だからプリムラとしては不思議でならない。
「みなさま、あまり驚かれているようではありませんね」
苦笑とも失笑とも採れる顔をしたイザークが答える。
「無論です。プリムラ姫。初めてのことではありませんので」
「そうそう。いつもの手口です。雑な間諜を放つのは。でもあれか、これはあいつらからすると監視でしたっけね。そう言い切ってこられたこともありましたよ」
そう言ってからヨシツネは串刺しの肉へ噛みつく。がぶり、いつもより激しい感じだ。平静を装った反動かもしれない。

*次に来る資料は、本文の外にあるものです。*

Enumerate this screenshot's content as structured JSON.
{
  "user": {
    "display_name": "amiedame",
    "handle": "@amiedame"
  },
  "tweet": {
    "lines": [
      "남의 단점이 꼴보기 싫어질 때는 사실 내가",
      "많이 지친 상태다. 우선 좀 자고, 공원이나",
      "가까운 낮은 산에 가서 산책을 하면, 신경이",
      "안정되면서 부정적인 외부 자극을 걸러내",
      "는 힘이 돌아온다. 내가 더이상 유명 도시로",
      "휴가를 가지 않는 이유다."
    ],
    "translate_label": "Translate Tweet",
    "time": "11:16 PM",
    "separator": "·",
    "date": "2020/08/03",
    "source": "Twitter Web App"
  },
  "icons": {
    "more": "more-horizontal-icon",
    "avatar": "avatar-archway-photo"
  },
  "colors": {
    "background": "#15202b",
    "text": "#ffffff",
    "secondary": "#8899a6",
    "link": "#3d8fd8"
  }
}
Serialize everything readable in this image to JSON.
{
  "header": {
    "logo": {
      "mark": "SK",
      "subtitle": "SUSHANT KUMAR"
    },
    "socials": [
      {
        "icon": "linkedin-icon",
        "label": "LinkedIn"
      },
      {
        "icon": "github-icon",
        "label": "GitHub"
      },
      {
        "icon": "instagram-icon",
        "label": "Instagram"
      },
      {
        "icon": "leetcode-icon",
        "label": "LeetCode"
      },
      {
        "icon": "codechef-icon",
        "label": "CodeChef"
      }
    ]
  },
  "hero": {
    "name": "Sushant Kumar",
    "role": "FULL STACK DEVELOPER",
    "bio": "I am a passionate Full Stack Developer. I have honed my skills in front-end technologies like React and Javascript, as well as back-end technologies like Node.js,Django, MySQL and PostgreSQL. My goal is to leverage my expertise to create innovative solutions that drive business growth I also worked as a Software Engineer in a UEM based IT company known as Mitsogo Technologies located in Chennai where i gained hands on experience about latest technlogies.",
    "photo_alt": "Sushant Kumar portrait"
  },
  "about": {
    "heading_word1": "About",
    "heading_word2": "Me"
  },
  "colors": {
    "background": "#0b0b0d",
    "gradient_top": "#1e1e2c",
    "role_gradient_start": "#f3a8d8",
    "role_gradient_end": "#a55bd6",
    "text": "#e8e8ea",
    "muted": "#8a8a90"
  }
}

「しかしこのような真似、自国の騎兵に対して行うことではないと思われます」
「姫ももうわかっているのではないか。帝国がいかに膿んでいるかを。もっとも吾輩もディディエ卿の下で働くようになってから、わかったことだがのぉ」
顎髭を撫でるアルフォンスは旧くを知る相手だけに、その言はプリムラの胸へ沁みる。
はっはっは! ここでユリウスが謎の高笑いだ。
「なになに、そんなに心配するな、王女。俺が敵に対して時々甘くなることは帝国内で周知されていることだ。俺が言い訳すればいいだけのことだ。それより今回は王女にいろいろ助けてもらって、俺は幸せ者だと噛み締める次第だ」
ユリウスさまったら、とプリムラが嬉しそうに返事している。
けれどもツバキは見取っていた。自分の主が笑みを作っていることを。
ユリウスを安心させたい一心だろう。だが偽りを吐いている事実に変わりない。一瞬だけとはいえ横顔に影を滑らせていた。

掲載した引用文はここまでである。